Quand le troisième attelage s’éloigne, des poches restent, en nombre conséquent. Le valet balaie la voie des yeux et avise un charretier en train de repartir sa livraison terminée. Il le réquisitionne au moyen de quelques pièces. Martin achève le déplacement des sacs lorsqu’il voit tourner le landau du Duc de Bourbon. Il se présente évidemment pour la même affaire : ils se sont certainement entendus ce dimanche. Son arrivée en grand train interroge les passants et les clients de la Banque. Des rumeurs commencent à monter alors que les dernières sacoches sont enfournées dans le carrosse, au pied du Prince maugréant. Ce dont le haut passager ne se doute pas, c’est que ces ultimes sacs correspondent pour partie à la fortune que Martin vient d’acquérir. Ce dernier est trop préoccupé pour oser s’amuser de la situation.

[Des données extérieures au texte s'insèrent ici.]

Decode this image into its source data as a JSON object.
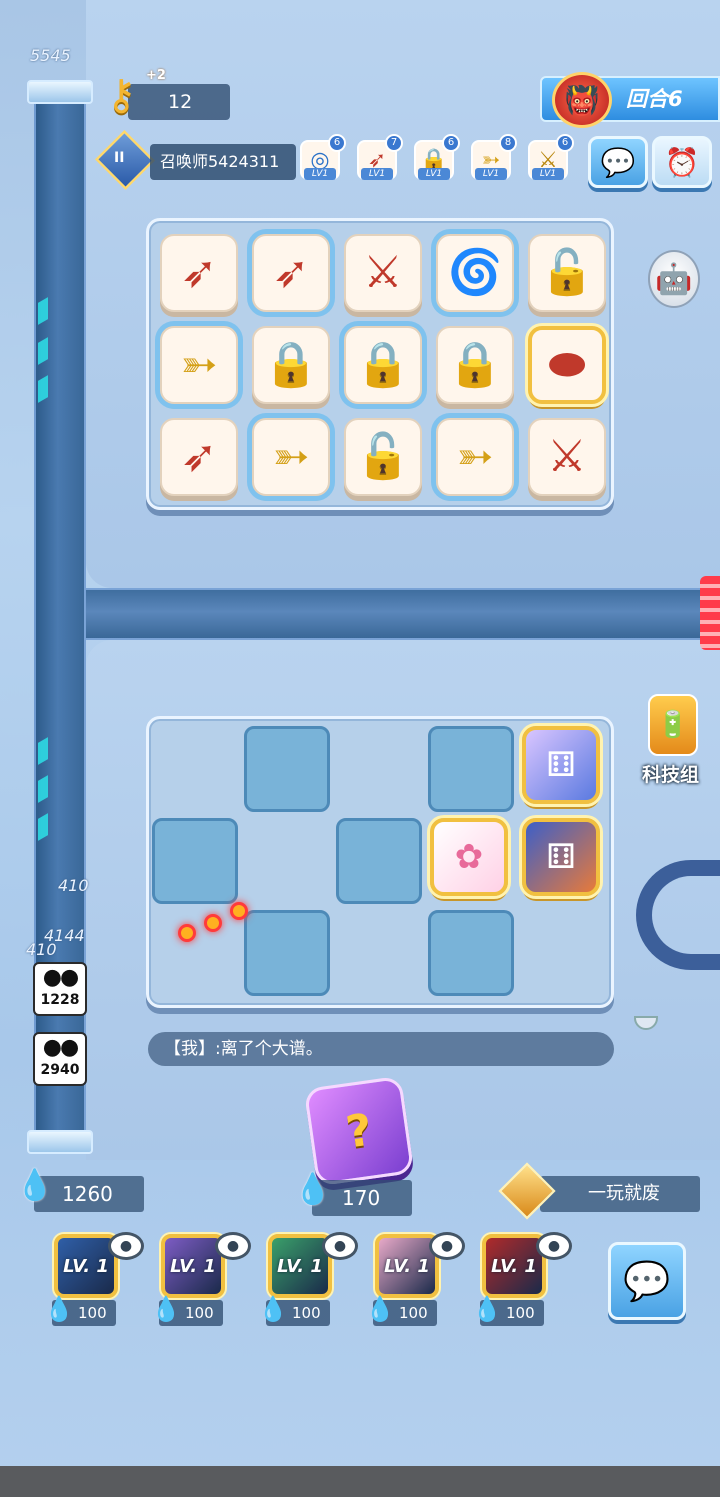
{
  "top": {
    "keys": "12",
    "key_bonus": "+2",
    "round": "回合6",
    "player_name": "召唤师5424311",
    "rank_numeral": "II",
    "score_top": "5545"
  },
  "skills": [
    {
      "icon": "ring-icon",
      "glyph": "◎",
      "level": "LV1",
      "count": "6",
      "color": "#2b72c8"
    },
    {
      "icon": "bow-icon",
      "glyph": "➶",
      "level": "LV1",
      "count": "7",
      "color": "#c0392b"
    },
    {
      "icon": "lock-icon",
      "glyph": "🔒",
      "level": "LV1",
      "count": "6",
      "color": "#8e44ad"
    },
    {
      "icon": "arrow-icon",
      "glyph": "➳",
      "level": "LV1",
      "count": "8",
      "color": "#d4a017"
    },
    {
      "icon": "crossbow-icon",
      "glyph": "⚔",
      "level": "LV1",
      "count": "6",
      "color": "#b8860b"
    }
  ],
  "opponent_board": [
    {
      "glyph": "➶",
      "color": "#c0392b",
      "style": ""
    },
    {
      "glyph": "➶",
      "color": "#c0392b",
      "style": "sel"
    },
    {
      "glyph": "⚔",
      "color": "#c0392b",
      "style": ""
    },
    {
      "glyph": "🌀",
      "color": "#1e88c8",
      "style": "sel"
    },
    {
      "glyph": "🔓",
      "color": "#9b59b6",
      "style": ""
    },
    {
      "glyph": "➳",
      "color": "#d4a017",
      "style": "sel"
    },
    {
      "glyph": "🔒",
      "color": "#9b59b6",
      "style": ""
    },
    {
      "glyph": "🔒",
      "color": "#9b59b6",
      "style": "sel"
    },
    {
      "glyph": "🔒",
      "color": "#9b59b6",
      "style": ""
    },
    {
      "glyph": "⬬",
      "color": "#c0392b",
      "style": "gold"
    },
    {
      "glyph": "➶",
      "color": "#c0392b",
      "style": ""
    },
    {
      "glyph": "➳",
      "color": "#d4a017",
      "style": "sel"
    },
    {
      "glyph": "🔓",
      "color": "#9b59b6",
      "style": ""
    },
    {
      "glyph": "➳",
      "color": "#d4a017",
      "style": "sel"
    },
    {
      "glyph": "⚔",
      "color": "#c0392b",
      "style": ""
    }
  ],
  "track": {
    "score_a": "410",
    "score_b": "4144",
    "score_c": "410",
    "foot_1": "1228",
    "foot_2": "2940"
  },
  "tech_group_label": "科技组",
  "chat_message": "【我】:离了个大谱。",
  "energy": "1260",
  "dice_cost": "170",
  "opponent_name": "一玩就废",
  "cards": [
    {
      "label": "LV. 1",
      "cost": "100",
      "bg": "#2f5fa8"
    },
    {
      "label": "LV. 1",
      "cost": "100",
      "bg": "#7d5cc4"
    },
    {
      "label": "LV. 1",
      "cost": "100",
      "bg": "#3aa06a"
    },
    {
      "label": "LV. 1",
      "cost": "100",
      "bg": "#e8a9c8"
    },
    {
      "label": "LV. 1",
      "cost": "100",
      "bg": "#b02a2a"
    }
  ]
}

Les fourgons et la charrette progressent sans encombre jusqu’à l’hôtel. Selon les ordres, les balluchons alourdis sont rangés dans l’ancien silo à grains. Il est contraint de rameuter la presque totalité des domestiques mâles pour décharger cette pesante fortune. Martin supervise discrètement le bon déroulement du déménagement, s’esquivant régulièrement vers sa chambre avec un des sacs lui revenant. Tard le midi, tout est terminé, les voituriers payés et renvoyés, la clé de la remise, ainsi que tous les papiers de la transaction sont dans les mains de son Seigneur, qui affiche une grande satisfaction de cette affaire. Son valet n’a jamais vu le disgracieux aussi heureux. Cela a été une opération délicate et Martin s’est démené pour sa bonne fin. Même habitué aux méthodes dédaigneuses de son maitre, il aimerait recevoir un mot de compliment pour ce travail dont il se sent fier. Aujourd’hui, cela lui est égal ! Il vient d’obtenir sa liberté dans des conditions fabuleuses. À son tour, il ose mépriser ce seigneur sans vergogne, se gardant bien de le montrer.